Seems GPU was not used?

Question

Seems GPU was not used?

SHuang-Broad opened this issue 5 years ago · 6 comments

So I've built racon (a docker image) with GPU support, and tested the docker with the provided racon_test successfully.
For example, in running racon_test, one GPU-specific test outputs

[ RUN      ] RaconPolishingTest.FragmentCorrectionWithQualitiesFullMhapCUDA
Using 1 GPU(s) to perform polishing
Initialize device 0
[CUDAPolisher] Constructed.
[racon::Polisher::initialize] loaded target sequences 0.041138 s
[racon::Polisher::initialize] loaded sequences 0.039576 s
[racon::Polisher::initialize] loaded overlaps 0.009344 s
[racon::Polisher::initialize] aligning overlaps [====================] 4.996705 s
[racon::Polisher::initialize] transformed data into windows 0.053175 s
[racon::CUDAPolisher::polish] allocated memory on GPUs for polishing 1.388905 s
[racon::CUDAPolisher::polish] polished windows on GPU 1.949515 s======> ] 1.273181 s
[racon::CUDAPolisher::polish] polished remaining windows on CPU 0.007528 s
[racon::CUDAPolisher::polish] generated consensus 0.003166 s
[racon::Polisher::] total = 8.896212 s
[       OK ] RaconPolishingTest.FragmentCorrectionWithQualitiesFullMhapCUDA (8898 ms)

However, it seems that when running with actual data, this is what I get, and GPU doesn't seem to be used?

[racon::Polisher::initialize] loaded target sequences 0.198220 s
[racon::Polisher::initialize] loaded sequences 247.850106 s
[racon::Polisher::initialize] loaded overlaps 5.450893 s
[racon::Polisher::initialize] aligning overlaps [====================] 823.672149 s
[racon::Polisher::initialize] transformed data into windows 14.626365 s
[racon::Polisher::polish] generating consensus [====================] 5420.680712 s
[racon::Polisher::] total = 6514.470406 s

Thanks!

Answer 1 · 2020-02-28T09:28:57.000Z

Hi Steve,
in order to run racon on GPU you need to specify the number of batches for the POA part and optionally the number of batches for the alignment part. You can also use banded approach on the GPU if you want to. Bellow are the options you need to set. I have updated the README as some of them were incomplete. POA batches take around 2.2GB of memory so you have to set that accordingly with your GPU. For the alignment batches I am not sure. Maybe @tijyojwad and @vellamike can help out.
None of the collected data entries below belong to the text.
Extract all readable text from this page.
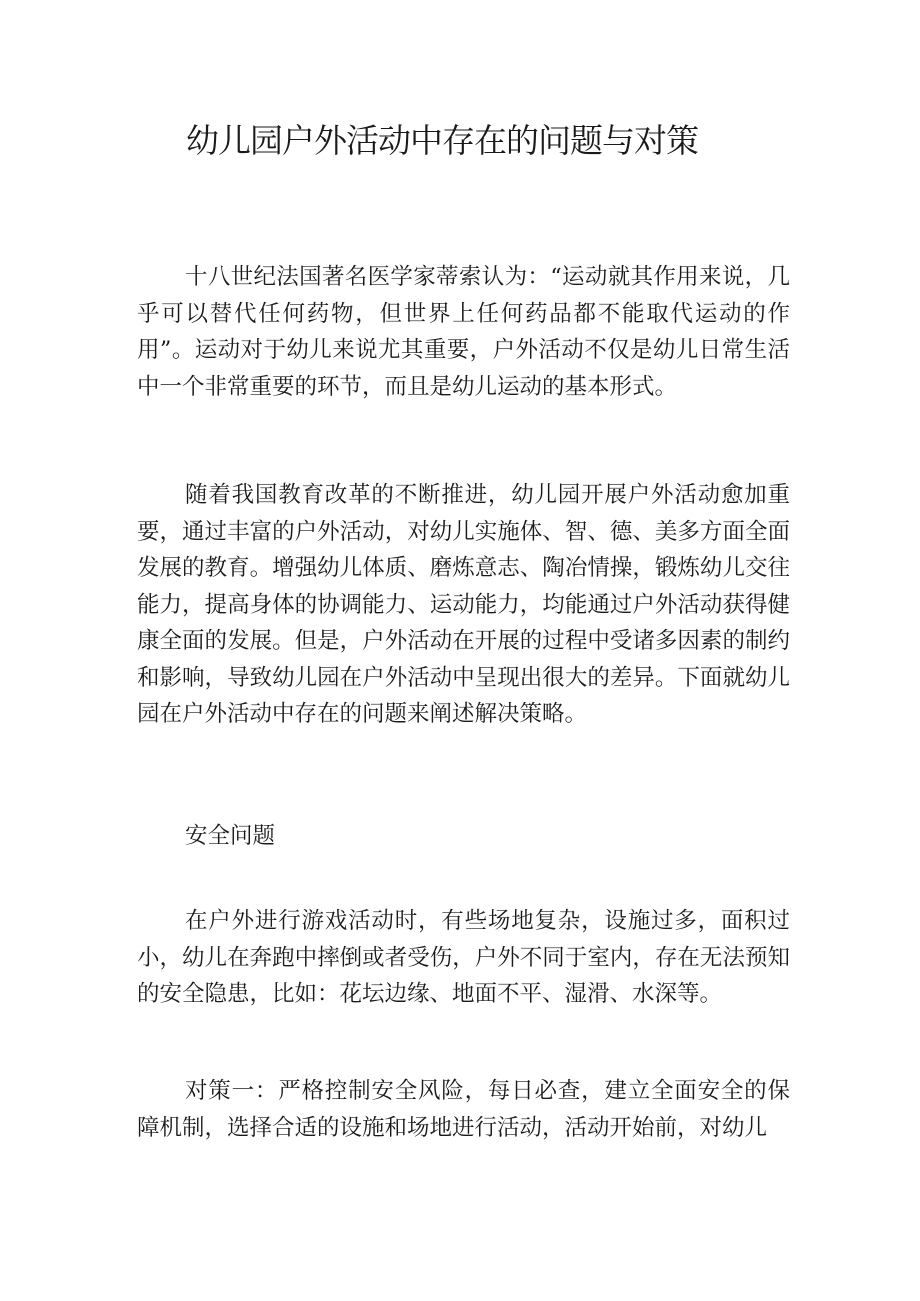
幼儿园户外活动中存在的问题与对策

十八世纪法国著名医学家蒂索认为：“运动就其作用来说，几乎可以替代任何药物，但世界上任何药品都不能取代运动的作用”。运动对于幼儿来说尤其重要，户外活动不仅是幼儿日常生活中一个非常重要的环节，而且是幼儿运动的基本形式。

随着我国教育改革的不断推进，幼儿园开展户外活动愈加重要，通过丰富的户外活动，对幼儿实施体、智、德、美多方面全面发展的教育。增强幼儿体质、磨炼意志、陶冶情操，锻炼幼儿交往能力，提高身体的协调能力、运动能力，均能通过户外活动获得健康全面的发展。但是，户外活动在开展的过程中受诸多因素的制约和影响，导致幼儿园在户外活动中呈现出很大的差异。下面就幼儿园在户外活动中存在的问题来阐述解决策略。

安全问题

在户外进行游戏活动时，有些场地复杂，设施过多，面积过小，幼儿在奔跑中摔倒或者受伤，户外不同于室内，存在无法预知的安全隐患，比如：花坛边缘、地面不平、湿滑、水深等。

对策一：严格控制安全风险，每日必查，建立全面安全的保障机制，选择合适的设施和场地进行活动，活动开始前，对幼儿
-c, --cudapoa-batches <int>
    default: 0
    number of batches for CUDA accelerated polishing
-b, --cuda-banded-alignment
    use banding approximation for polishing on GPU. Only applicable when -c is used.
--cudaaligner-batches <int>
    default: 0
    number of batches for CUDA accelerated alignment

Best regards,
Robert

Answer 2 · 2020-02-28T15:55:05.000Z

Thanks Robert.
My understanding is that I need to set both -c and --cudaaligner-batches to non-zero values to make better use of the GPU, right?
And the values to be set to is at least limited by the amount of GPU memory available.

Thanks,
Steve

Answer 3 · 2020-02-28T16:15:07.000Z

Hi Steve, you got that right. Setting -c and --cudaaligner-batches to non-zero will enable GPU acceleration for those steps accordingly.

For accelerated POA racon uses 90% of available memory and then distributes that within the specified batches.
For accelerated alignment each batch takes up a fixed amount of memory, so memory scales up as more batches are added.
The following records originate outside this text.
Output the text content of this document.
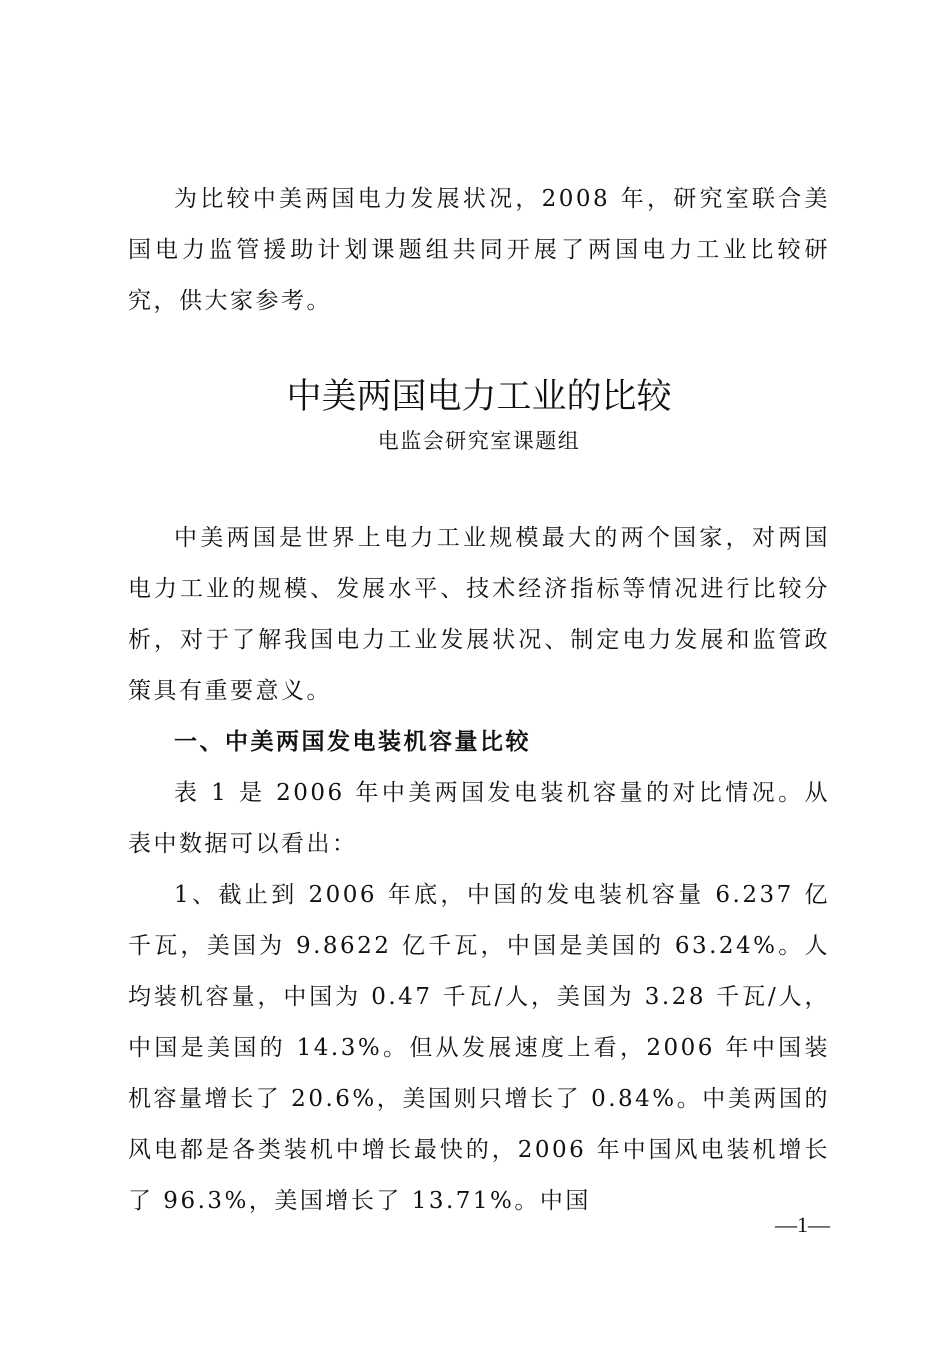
为比较中美两国电力发展状况，2008 年，研究室联合美国电力监管援助计划课题组共同开展了两国电力工业比较研究，供大家参考。

中美两国电力工业的比较
电监会研究室课题组

中美两国是世界上电力工业规模最大的两个国家，对两国电力工业的规模、发展水平、技术经济指标等情况进行比较分析，对于了解我国电力工业发展状况、制定电力发展和监管政策具有重要意义。

一、中美两国发电装机容量比较

表 1 是 2006 年中美两国发电装机容量的对比情况。从表中数据可以看出：

1、截止到 2006 年底，中国的发电装机容量 6.237 亿千瓦，美国为 9.8622 亿千瓦，中国是美国的 63.24%。人均装机容量，中国为 0.47 千瓦/人，美国为 3.28 千瓦/人，中国是美国的 14.3%。但从发展速度上看，2006 年中国装机容量增长了 20.6%，美国则只增长了 0.84%。中美两国的风电都是各类装机中增长最快的，2006 年中国风电装机增长了 96.3%，美国增长了 13.71%。中国

—1—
Answer 4 · 2020-02-28T17:27:13.000Z

Thanks Joyjit!

I'm monitoring my GPU (P100) now on my test data (Malaria, ~300X coverage ONT reads).
It seems that the memory usage per GPU-accelerated alignment batch is around 700MB?
Or is that related to other variables like N50, GC, etc. hence will be a case-by-case fix amount?

Thanks!

Answer 5 · 2020-03-01T21:19:34.000Z

The batch size for alignment on the GPU is currently hard coded, so each batch will take around 700MB irrespective of the properties of the data.
The CUDA accelerated alignment I'd say is still in beta phase, and undergoing some significant improvements. We'll update the racon integration to be more aware of the coverage levels and average read lengths, but for now it's static.
The batch size can be updated in code (https://github.com/lbcb-sci/racon/blob/master/src/cuda/cudapolisher.cpp#L91) and the upper limit on read length per batch is specified at https://github.com/lbcb-sci/racon/blob/master/src/cuda/cudapolisher.cpp#L169

Answer 6 · 2020-03-01T21:33:23.000Z

Thanks Joyjit!

I've indeed observed that the CUDA alignment step is slightly slower than the CPU version, so it's re-assuring that you are working on it!

Closing since my questions are answered, fast!
Thanks all!